Chapter 2 Methodology
2.1 DW-Nominate Scores
To measure the evolution of congressional voting patterns topologically, I consider how the number of “loops” and “connected components” have changed over time. To do so, I have to first develop a measure of the distance between congress members based on their roll call votes. Helpfully, a multi-dimensional scaling method, called DW-NOMINATE, has been developed to turn high-dimensional roll call votes into ideology scores along two orthogonal dimensions. The first dimension relates to a member’s placement on the classic liberal-conservative axis on economic issues, with a score of -1 corresponding to the most liberal members and a score of 1 corresponding to the most conservative. The second dimension relates to voting patterns on the social issues of the day, such as slavery, bi-metalism, civil rights, gay marriage, etc.
To make this process concrete, consider the example below, which shows 2-dimensional DW-NOMINATE scores for the most recent senate. Congress members are represented by points in 2-dimensional space, where the x-axis indicates economic scores and the y-axis shows scores for social/other votes. Red dots represent republican senators, blue dots represent democrats, and the two black dots represent independents. There is a clear split between parties on economic issues, with democrats further to the left of republicans, as expected, but there is significant within-party variation on social/other issues. For example, Mitt Romney and Rob Portman are nearly identical on dimension-1, but Romney is significantly more conservative on dimension-2 (shown with labels in the figure).
2.2 Distance
To define the ideological difference between congress members, I simply use the Euclidean distance between points in this 2-dimensional space:
\[d(p,q)=\sqrt{\left(DW_1\left(p\right)-DW_1\left(q\right)\right)^2+\left(DW_2\left(p\right)-DW_2\left(q\right)\right)^2}\] where \(DW_i(.)\) is the \(i\)th dimension DW-NOMINATE score.
2.3 Persistent Homology
After calculating the pairwise distance between each member, I apply a tool from topology called persistent homology, which is all about finding the number of “holes” in data. First, we need some way to turn a collection of independent points into connected objects. To do so, we create balls around each point with some radius and then connect points if their balls overlap. If a pair of points have overlapping balls, we add a line between them. If a set of three points have pairwise intersecting balls, we create a filled in triangle. If a set of four points have pairwise intersecting balls, we create a filled in tetrahedron. And so on… This process is illustrated in the figure below, and creates what is called a Rips simplicial complex.

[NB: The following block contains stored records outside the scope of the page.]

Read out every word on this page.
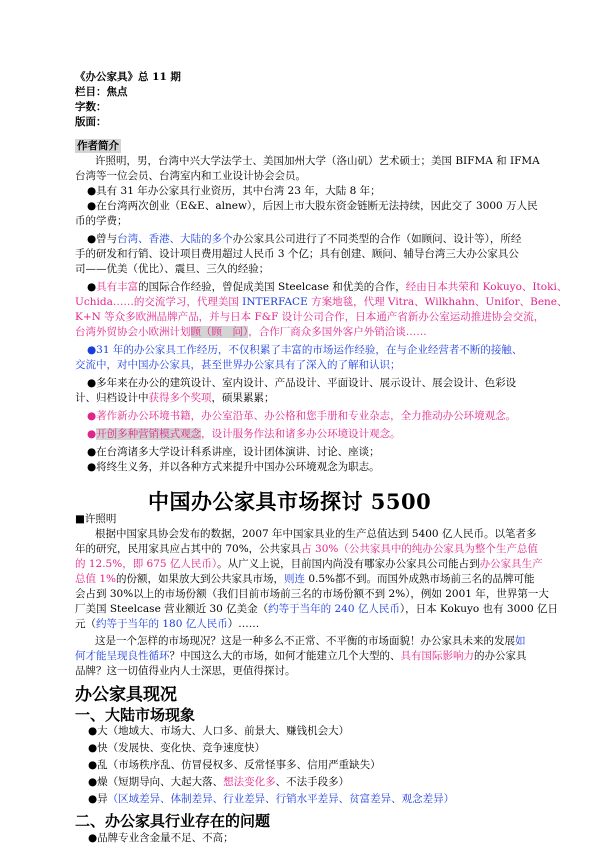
《办公家具》总 11 期
栏目：焦点
字数：
版面：
作者简介
许照明，男，台湾中兴大学法学士、美国加州大学（洛山矶）艺术硕士；美国 BIFMA 和 IFMA
台湾等一位会员、台湾室内和工业设计协会会员。
●具有 31 年办公家具行业资历，其中台湾 23 年，大陆 8 年；
●在台湾两次创业（E&E、alnew），后因上市大股东资金链断无法持续，因此交了 3000 万人民
币的学费；
●曾与台湾、香港、大陆的多个办公家具公司进行了不同类型的合作（如顾问、设计等），所经
手的研发和行销、设计项目费用超过人民币 3 个亿；具有创建、顾问、辅导台湾三大办公家具公
司——优美（优比）、震旦、三久的经验；
●具有丰富的国际合作经验，曾促成美国 Steelcase 和优美的合作，经由日本共荣和 Kokuyo、Itoki、
Uchida……的交流学习，代理美国 INTERFACE 方案地毯，代理 Vitra、Wilkhahn、Unifor、Bene、
K+N 等众多欧洲品牌产品，并与日本 F&F 设计公司合作，日本通产省新办公室运动推进协会交流，
台湾外贸协会小欧洲计划顾（顾　问），合作厂商众多国外客户外销洽谈……
●31 年的办公家具工作经历，不仅积累了丰富的市场运作经验，在与企业经营者不断的接触、
交流中，对中国办公家具，甚至世界办公家具有了深入的了解和认识；
●多年来在办公的建筑设计、室内设计、产品设计、平面设计、展示设计、展会设计、色彩设
计、归档设计中获得多个奖项，硕果累累；
●著作新办公环境书籍，办公室沿革、办公格和您手册和专业杂志，全力推动办公环境观念。
●开创多种营销模式观念，设计服务作法和诸多办公环境设计观念。
●在台湾诸多大学设计科系讲座，设计团体演讲、讨论、座谈；
●将终生义务，并以各种方式来提升中国办公环境观念为职志。
中国办公家具市场探讨 5500
■许照明
根据中国家具协会发布的数据，2007 年中国家具业的生产总值达到 5400 亿人民币。以笔者多
年的研究，民用家具应占其中的 70%，公共家具占 30%（公共家具中的纯办公家具为整个生产总值
的 12.5%，即 675 亿人民币）。从广义上说，目前国内尚没有哪家办公家具公司能占到办公家具生产
总值 1%的份额，如果放大到公共家具市场，则连 0.5%都不到。而国外成熟市场前三名的品牌可能
会占到 30%以上的市场份额（我们目前市场前三名的市场份额不到 2%），例如 2001 年，世界第一大
厂美国 Steelcase 营业额近 30 亿美金（约等于当年的 240 亿人民币），日本 Kokuyo 也有 3000 亿日
元（约等于当年的 180 亿人民币）……
这是一个怎样的市场现况？这是一种多么不正常、不平衡的市场面貌！办公家具未来的发展如
何才能呈现良性循环？中国这么大的市场，如何才能建立几个大型的、具有国际影响力的办公家具
品牌？这一切值得业内人士深思，更值得探讨。
办公家具现况
一、大陆市场现象
●大（地域大、市场大、人口多、前景大、赚钱机会大）
●快（发展快、变化快、竞争速度快）
●乱（市场秩序乱、仿冒侵权多、反常怪事多、信用严重缺失）
●燥（短期导向、大起大落、想法变化多、不法手段多）
●异（区域差异、体制差异、行业差异、行销水平差异、贫富差异、观念差异）
二、办公家具行业存在的问题
●品牌专业含金量不足、不高；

For balls of a given radius, we then calculate the number of “holes” of different dimensions. The number of 1-dimensional holes is just the number of connected components – the figure above, for example, has 4 connected components. The number of 1-dimensional holes is the number of non-filled in cycles – in the figure above, there is just a single such hole, the cycle with four vertices on the right. In this paper, I consider only 1 and two-dimensional holes, but this idea extends to higher dimensions as well (2-dimensional holes are trapped volumes, for example).
To find holes that represent fundamental structures of the data (rather than noise) we want to consider features which are present for a relatively large range of radius values. By looking at how long each feature persists – that is, for what interval of radius values it is present – we are able to get a sense of the data’s topological shape.
This information can then be visualized by something called a barcode. An example barcode is shown below, where the proximity parameter (radius length) is shown on the x-axis and the persistence of holes of different dimensions are shown on the y-axis.
2.4 Changes in Persistent Homology Over Time
Given that the goal of my project is to track changes in congressional structure, I need to not only compute barcodes at a particular time, but also measure how these barcodes change over time. To do so, I use two approaches.
2.4.1 CROCKER Plot
Next, I use the idea of a CROCKER plot (Topaz et al, 2015), which is a way of tracking how the number of \(n\)-dimensional holes at a certain distance parameter changes over time. For example, I am able to track how the distance parameter needed for 5 connected components changes over time.
2.4.2 Bottleneck Distance
Next, I use something called the bottleneck distance, which is a way to measure the similarity between barcodes – two barcodes with a larger bottleneck distance between them are less similar.
After computing the bottleneck distance between each pair of congresses, I regressing this bottleneck distance on the difference in polarization between the two sessions:
\[\text{BottleneckDistance}_{i,j}=\beta |\text{polarization}_i-\text{polarization}_j|+\epsilon_{i,j} \]
The polarization scores are based on standard measures like those shown in the figure in the introduction section.
A coefficient \(\beta>0\) indicates that similarly polarized congresses are more similar homologically.